Cheating and plagiarism are TOTALLY unacceptable.
Tutors should NEVER engage in conduct that involves cheating or plagiarism. Tutors should ALWAYS act in the best interests of the student and should seek to make their students independent learners.
What is plagiarism?
Plagiarism is defined as the passing off of a person’s literary, artistic or creative work as one’s own, or the use of another’s work without crediting it to the owner.
How is cheating different from plagiarism?
Cheating, which includes plagiarism, may include the following:
- A tutor or coach doing the work of the student. This includes assignment work or school based assessment work. All students must be guided and mentored appropriately. Passing off a tutor work or effort as one’s own is not appropriate and constitutes cheating.
- Cheating can also occur when a tutoring business, coaching college or tutor submits work for entry into a competition or award. If the students’ work is altered, amended or modified by the tutor and then submitted then this constitutes cheating.
- Forcing students with low levels of literacy to memorise particular kinds of answers in an effort to mask the child’s actual level of literacy. This both undermines the student and creates dependencies both of which subvert families and students.
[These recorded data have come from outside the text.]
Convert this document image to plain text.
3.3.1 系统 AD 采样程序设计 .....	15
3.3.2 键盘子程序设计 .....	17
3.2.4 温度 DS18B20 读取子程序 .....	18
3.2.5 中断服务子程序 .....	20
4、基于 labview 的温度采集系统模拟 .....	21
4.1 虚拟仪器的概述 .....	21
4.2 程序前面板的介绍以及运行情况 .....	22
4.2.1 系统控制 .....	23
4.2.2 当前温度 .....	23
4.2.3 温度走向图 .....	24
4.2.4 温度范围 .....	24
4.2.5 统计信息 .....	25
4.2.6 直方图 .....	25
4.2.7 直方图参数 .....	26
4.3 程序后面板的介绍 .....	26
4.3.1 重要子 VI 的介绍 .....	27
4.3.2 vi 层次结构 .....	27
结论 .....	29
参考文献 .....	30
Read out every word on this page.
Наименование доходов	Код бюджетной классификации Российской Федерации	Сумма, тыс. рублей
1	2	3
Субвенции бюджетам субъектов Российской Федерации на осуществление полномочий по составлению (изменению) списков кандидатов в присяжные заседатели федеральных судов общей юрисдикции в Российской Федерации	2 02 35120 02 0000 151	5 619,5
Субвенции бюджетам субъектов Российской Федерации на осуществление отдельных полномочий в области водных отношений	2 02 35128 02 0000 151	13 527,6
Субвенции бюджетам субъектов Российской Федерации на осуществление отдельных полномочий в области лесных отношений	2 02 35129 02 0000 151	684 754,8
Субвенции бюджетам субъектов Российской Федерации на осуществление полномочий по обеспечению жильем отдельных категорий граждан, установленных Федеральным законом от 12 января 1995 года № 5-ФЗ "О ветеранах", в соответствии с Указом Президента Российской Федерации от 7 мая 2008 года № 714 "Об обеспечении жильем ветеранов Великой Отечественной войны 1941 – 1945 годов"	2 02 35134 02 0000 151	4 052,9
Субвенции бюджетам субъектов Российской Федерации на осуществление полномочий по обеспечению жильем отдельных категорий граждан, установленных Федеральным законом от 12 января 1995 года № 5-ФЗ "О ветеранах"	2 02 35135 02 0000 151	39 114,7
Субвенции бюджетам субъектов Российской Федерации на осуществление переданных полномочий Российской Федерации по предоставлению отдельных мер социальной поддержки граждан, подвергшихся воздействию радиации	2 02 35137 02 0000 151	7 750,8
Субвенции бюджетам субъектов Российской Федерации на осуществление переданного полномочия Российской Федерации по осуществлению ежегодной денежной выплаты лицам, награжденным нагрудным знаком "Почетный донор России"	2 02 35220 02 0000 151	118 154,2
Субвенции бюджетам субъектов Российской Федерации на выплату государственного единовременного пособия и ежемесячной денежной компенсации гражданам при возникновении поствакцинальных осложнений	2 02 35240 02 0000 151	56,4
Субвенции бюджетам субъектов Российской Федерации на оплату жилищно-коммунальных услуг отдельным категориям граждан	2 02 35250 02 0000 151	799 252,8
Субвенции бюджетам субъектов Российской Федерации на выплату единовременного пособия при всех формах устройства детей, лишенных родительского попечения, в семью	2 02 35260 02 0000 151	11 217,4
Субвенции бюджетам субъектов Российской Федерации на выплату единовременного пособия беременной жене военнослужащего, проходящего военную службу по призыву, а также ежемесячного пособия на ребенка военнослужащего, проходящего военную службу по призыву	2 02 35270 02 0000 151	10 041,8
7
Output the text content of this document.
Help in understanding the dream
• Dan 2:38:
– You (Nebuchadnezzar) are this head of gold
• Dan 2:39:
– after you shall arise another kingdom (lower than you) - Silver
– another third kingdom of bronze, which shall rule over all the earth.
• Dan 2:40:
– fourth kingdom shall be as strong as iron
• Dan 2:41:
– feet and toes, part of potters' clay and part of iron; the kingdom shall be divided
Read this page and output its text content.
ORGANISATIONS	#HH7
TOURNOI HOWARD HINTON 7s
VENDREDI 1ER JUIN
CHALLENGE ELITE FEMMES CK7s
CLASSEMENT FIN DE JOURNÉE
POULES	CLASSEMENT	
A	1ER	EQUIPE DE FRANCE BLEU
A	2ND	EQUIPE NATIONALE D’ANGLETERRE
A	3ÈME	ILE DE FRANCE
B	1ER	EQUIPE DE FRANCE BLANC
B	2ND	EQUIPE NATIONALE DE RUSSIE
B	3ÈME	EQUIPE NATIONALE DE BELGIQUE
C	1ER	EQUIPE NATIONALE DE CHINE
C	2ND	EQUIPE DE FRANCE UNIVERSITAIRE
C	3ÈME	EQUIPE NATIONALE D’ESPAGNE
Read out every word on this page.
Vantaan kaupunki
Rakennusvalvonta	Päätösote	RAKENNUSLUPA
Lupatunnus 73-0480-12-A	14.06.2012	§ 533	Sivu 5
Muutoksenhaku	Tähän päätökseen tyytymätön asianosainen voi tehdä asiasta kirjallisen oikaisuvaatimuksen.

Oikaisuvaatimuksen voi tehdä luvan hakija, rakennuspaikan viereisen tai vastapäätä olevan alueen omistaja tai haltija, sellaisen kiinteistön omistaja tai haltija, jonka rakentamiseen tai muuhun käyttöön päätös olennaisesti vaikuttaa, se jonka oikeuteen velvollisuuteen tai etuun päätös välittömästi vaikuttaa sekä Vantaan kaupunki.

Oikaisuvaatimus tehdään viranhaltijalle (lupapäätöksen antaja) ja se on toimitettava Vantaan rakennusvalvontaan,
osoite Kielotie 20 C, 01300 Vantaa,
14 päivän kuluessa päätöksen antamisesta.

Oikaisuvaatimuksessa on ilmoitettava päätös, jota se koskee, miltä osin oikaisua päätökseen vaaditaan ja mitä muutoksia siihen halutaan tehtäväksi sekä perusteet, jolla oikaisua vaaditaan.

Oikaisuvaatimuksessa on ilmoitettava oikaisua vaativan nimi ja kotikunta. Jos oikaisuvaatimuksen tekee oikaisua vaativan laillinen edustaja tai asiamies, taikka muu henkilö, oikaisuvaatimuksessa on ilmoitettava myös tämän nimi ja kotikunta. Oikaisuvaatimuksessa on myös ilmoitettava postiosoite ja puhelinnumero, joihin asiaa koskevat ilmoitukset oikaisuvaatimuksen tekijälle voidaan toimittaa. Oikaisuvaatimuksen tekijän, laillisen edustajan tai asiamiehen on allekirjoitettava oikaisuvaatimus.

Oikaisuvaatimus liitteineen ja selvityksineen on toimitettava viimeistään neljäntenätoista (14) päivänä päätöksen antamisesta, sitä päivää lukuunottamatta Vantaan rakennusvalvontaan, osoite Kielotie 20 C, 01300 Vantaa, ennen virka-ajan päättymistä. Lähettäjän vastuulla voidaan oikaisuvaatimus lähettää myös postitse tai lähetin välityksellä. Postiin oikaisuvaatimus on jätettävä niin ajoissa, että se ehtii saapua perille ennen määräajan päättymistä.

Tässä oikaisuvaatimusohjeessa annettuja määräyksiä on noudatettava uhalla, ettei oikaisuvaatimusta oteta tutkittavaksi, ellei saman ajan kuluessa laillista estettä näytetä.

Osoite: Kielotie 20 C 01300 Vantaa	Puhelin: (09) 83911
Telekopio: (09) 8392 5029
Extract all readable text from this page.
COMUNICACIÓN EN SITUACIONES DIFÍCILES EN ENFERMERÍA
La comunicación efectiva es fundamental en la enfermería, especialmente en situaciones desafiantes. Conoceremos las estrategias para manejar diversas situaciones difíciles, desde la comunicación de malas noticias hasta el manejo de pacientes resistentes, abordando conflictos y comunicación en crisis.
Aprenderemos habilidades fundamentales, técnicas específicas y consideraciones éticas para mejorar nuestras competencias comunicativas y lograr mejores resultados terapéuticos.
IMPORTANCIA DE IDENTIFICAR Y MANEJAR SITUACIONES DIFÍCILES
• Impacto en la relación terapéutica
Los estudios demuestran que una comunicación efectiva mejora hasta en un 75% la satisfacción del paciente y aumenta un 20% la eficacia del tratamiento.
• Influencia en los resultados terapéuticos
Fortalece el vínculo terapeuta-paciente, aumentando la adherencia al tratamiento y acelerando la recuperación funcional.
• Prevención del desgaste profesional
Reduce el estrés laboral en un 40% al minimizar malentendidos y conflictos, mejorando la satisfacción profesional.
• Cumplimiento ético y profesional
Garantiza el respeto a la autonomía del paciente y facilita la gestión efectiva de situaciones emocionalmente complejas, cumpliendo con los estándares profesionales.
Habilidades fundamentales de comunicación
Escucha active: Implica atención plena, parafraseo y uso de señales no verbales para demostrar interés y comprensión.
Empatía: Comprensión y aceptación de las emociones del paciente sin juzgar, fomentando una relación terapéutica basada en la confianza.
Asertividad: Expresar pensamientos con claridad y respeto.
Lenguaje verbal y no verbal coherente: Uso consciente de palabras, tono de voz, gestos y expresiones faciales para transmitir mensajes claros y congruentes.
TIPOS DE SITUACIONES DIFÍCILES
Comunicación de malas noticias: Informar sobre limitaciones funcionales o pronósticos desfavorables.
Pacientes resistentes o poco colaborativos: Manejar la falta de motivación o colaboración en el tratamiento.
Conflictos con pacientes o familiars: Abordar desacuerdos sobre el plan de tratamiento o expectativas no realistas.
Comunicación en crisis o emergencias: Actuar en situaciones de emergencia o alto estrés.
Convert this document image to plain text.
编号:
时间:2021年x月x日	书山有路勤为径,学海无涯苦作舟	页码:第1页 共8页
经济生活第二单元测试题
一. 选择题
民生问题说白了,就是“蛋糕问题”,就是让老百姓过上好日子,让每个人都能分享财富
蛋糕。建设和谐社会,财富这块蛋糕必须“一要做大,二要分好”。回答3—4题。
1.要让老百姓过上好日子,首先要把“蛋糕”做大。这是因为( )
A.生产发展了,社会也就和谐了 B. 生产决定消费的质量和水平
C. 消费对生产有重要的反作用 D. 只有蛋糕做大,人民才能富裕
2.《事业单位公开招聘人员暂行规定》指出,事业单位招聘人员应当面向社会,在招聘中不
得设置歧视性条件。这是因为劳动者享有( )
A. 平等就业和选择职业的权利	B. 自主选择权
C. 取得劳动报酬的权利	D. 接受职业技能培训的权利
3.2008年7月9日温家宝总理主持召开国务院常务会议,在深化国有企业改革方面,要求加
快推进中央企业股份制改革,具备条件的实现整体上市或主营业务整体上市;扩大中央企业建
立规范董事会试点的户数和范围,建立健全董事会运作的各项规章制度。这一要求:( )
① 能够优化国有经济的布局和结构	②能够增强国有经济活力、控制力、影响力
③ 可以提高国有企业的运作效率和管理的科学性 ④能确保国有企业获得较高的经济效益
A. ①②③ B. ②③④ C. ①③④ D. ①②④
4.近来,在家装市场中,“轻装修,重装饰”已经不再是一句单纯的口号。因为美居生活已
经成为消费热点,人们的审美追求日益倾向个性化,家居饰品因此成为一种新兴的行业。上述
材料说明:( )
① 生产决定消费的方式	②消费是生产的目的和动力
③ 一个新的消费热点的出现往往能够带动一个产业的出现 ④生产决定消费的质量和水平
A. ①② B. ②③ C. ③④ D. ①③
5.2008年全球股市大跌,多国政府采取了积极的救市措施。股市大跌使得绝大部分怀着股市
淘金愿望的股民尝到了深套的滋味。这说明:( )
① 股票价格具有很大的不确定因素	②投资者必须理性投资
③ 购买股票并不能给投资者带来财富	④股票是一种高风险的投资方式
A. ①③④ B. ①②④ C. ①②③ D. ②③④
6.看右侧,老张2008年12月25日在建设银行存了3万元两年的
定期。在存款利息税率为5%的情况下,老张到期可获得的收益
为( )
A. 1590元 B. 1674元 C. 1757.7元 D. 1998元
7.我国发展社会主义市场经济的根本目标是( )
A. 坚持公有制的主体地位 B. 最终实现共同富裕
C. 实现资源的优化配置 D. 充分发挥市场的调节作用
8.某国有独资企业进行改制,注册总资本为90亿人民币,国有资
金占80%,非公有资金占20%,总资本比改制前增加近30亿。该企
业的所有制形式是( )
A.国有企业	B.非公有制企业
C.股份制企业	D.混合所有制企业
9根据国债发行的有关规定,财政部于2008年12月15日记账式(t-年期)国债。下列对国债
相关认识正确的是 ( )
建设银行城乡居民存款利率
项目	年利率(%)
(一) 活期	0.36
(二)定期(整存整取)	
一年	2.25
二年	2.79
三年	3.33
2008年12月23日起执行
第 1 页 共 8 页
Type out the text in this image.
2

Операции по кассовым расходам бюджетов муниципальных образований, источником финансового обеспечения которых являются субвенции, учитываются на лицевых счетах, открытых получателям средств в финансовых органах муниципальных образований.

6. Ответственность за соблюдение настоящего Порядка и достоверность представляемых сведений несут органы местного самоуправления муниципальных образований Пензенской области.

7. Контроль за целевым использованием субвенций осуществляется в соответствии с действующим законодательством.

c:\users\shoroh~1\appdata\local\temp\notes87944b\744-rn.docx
How can parents detect cheating?
Cheating can be detected in a number of ways. A students’ marks or assessment work may improve rapidly without any apparent increase in effort from the student. Cheating may also be detected when a student copies information from printed matter, or from electronic sources (websites) without due acknowledgement. Cheating creates dependencies and can be detected when the student continually asks for help despite being shown and taught how to do something. A student’s learned ‘helplessness’ can lead a tutor or parent to wanting to help. However, great care must be exercised to avoid creating dependencies which can then lead to parents/ tutors doing the work on behalf of the student.
How can cheating be minimised?
Parents need to treat their children as lifelong learners and not opt for a shortcut or place the outcomes ahead of the educational process which may be a struggle. Whilst there may be a goal, such as an academic prize, university entrance, Selective Schools entrance, entry by scholarship into a private school or OC (Opportunity Class) placement parents must not allow tutor to cheat on behalf of their children as in the long run this undermines their capacity to learn and cope with academic challenges.